Our findings of higher likelihoods of chlamydia and gonorrhea among rural beneficiaries compared to urban beneficiaries, as well as higher likelihoods of chlamydia, gonorrhea, and HIV among racial/ethnic minority residents, highlight the need for programming and interventions specific to both rural and racial/ethnic minority residents, particularly in the rural South. For decades, rates of gonorrhea and syphilis have been higher in the Southern United States. [5] Most Southern states did not expand Medicaid under the Affordable Care Act, so treatment for STIs may be relatively lower for Southern residents, both due to limited expansion of STI treatment services [25] as well as overall higher rates of uninsured individuals in the South, particularly for men. [26]

Black residents in the South face compounding challenges to accessing healthcare, including racial discrimination, higher rates of poverty, and lower levels of access to transportation, further exacerbating disparities in STI prevalence. [27] Our study highlights these disparities, with Black beneficiaries more likely to have chlamydia, gonorrhea, and HIV than white beneficiaries. These disparities in access to care among racial/ethnic minority residents were further highlighted by the ongoing COVID-19 pandemic. [15, 28]
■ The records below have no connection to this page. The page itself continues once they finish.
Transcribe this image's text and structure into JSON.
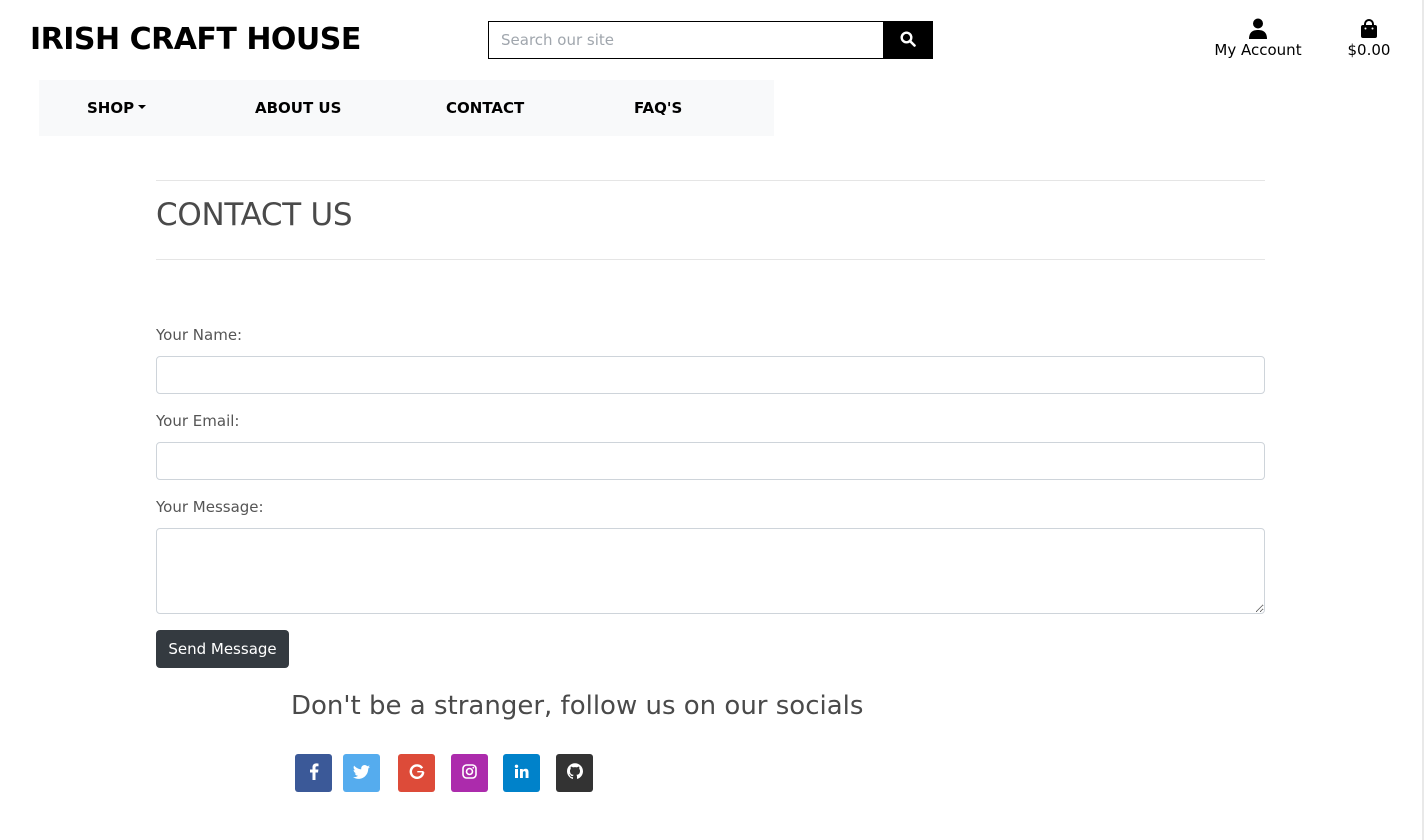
{
  "header": {
    "brand": "IRISH CRAFT HOUSE",
    "search_placeholder": "Search our site",
    "account_label": "My Account",
    "cart_total": "$0.00"
  },
  "nav": {
    "items": [
      {
        "label": "SHOP",
        "has_dropdown": true
      },
      {
        "label": "ABOUT US"
      },
      {
        "label": "CONTACT"
      },
      {
        "label": "FAQ'S"
      }
    ]
  },
  "page": {
    "title": "CONTACT US"
  },
  "form": {
    "name_label": "Your Name:",
    "email_label": "Your Email:",
    "message_label": "Your Message:",
    "name_value": "",
    "email_value": "",
    "message_value": "",
    "submit_label": "Send Message"
  },
  "socials": {
    "heading": "Don't be a stranger, follow us on our socials",
    "links": [
      {
        "icon": "facebook-icon",
        "color": "#3b5998"
      },
      {
        "icon": "twitter-icon",
        "color": "#55acee"
      },
      {
        "icon": "google-icon",
        "color": "#dd4b39"
      },
      {
        "icon": "instagram-icon",
        "color": "#ac2bac"
      },
      {
        "icon": "linkedin-icon",
        "color": "#0082ca"
      },
      {
        "icon": "github-icon",
        "color": "#333333"
      }
    ]
  },
  "colors": {
    "dark_button": "#343a40",
    "nav_background": "#f8f9fa"
  }
}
Addressing disparities in outcomes among rural and racial/ethnic minority populations will require interventions that address factors at multiple levels, and are scaled to work in rural environments especially those that are focused on the structural barriers these populations face in seeking services. [29] While primary prevention can reduce the burden of these diseases, there is currently an opportunity to improve access to and coordination of patient care among health departments and health care payors that supports the reduction of STIs. This is especially critical in rural areas where services overall are often limited. Other interventions are needed at the community level. Efforts such as the CDC’s Community Approaches to Reducing Sexually Transmitted Disease (CARS) initiative have demonstrated how community engagement can be a powerful tool in supporting STI prevention, screening, and treatment. [30] However, to date, most of the implementation sites for CARS have been in urban settings.
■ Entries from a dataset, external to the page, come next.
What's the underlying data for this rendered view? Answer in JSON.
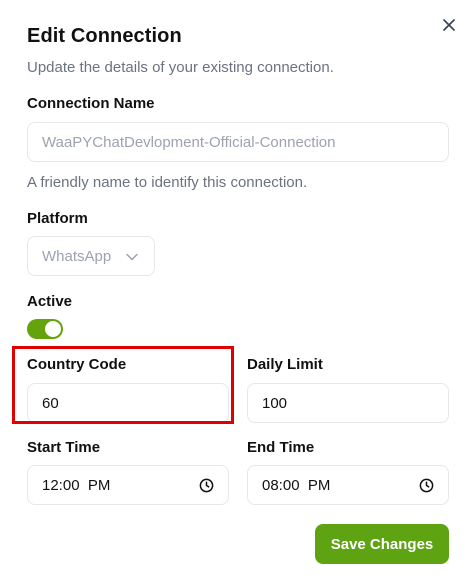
{
  "dialog": {
    "title": "Edit Connection",
    "description": "Update the details of your existing connection.",
    "close_icon": "close-icon"
  },
  "connection_name": {
    "label": "Connection Name",
    "value": "WaaPYChatDevlopment-Official-Connection",
    "hint": "A friendly name to identify this connection."
  },
  "platform": {
    "label": "Platform",
    "selected": "WhatsApp",
    "icon": "chevron-down-icon"
  },
  "active": {
    "label": "Active",
    "on": true,
    "color": "#65a30d"
  },
  "country_code": {
    "label": "Country Code",
    "value": "60"
  },
  "daily_limit": {
    "label": "Daily Limit",
    "value": "100"
  },
  "start_time": {
    "label": "Start Time",
    "value": "12:00  PM",
    "icon": "clock-icon"
  },
  "end_time": {
    "label": "End Time",
    "value": "08:00  PM",
    "icon": "clock-icon"
  },
  "actions": {
    "save_label": "Save Changes",
    "save_color": "#5ea311"
  },
  "highlight_color": "#e00000"
}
The strengths of the study include the examination of rural/urban and racial/ethnic differences in STI and HIV rates in the rural South using the most recent data available. Limitations of this study include using claims measures of STIs, which may be imperfect measures of STI prevalence due to provider coding. Specifically, these data may undercount the true prevalence of STI rates as providers may be uncertain of diagnosis before further evaluation and testing. [29] Further, we could not estimate incidence rates, given the nature of our data. The data also had large counts of missing race/ethnicity data, limiting our race/ethnicity categories to just three.
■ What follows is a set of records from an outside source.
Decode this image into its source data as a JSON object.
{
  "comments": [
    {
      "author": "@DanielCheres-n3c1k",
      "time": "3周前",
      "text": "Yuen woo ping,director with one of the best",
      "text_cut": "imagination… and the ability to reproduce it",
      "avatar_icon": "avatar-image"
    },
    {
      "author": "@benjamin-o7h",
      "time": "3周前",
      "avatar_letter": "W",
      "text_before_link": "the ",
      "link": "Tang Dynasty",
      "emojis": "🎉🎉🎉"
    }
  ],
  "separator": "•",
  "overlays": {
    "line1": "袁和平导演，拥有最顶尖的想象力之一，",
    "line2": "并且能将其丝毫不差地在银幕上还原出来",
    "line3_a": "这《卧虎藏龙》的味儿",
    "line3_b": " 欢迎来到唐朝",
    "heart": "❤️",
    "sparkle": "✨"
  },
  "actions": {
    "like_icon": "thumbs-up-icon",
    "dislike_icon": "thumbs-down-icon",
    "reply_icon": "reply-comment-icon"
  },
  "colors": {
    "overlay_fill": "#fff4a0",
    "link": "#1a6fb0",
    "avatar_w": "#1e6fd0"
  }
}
The findings of this study may be useful for policymakers and program officials as they design interventions to prevent and treat HIV and STIs, particularly in rural communities in the Southeast. Use of state Area Health Education Center programs to train providers on the prevention and management of STIs may be beneficial. Disease burdens may be reduced by more effective contract tracing and targeted distribution of prevention methods.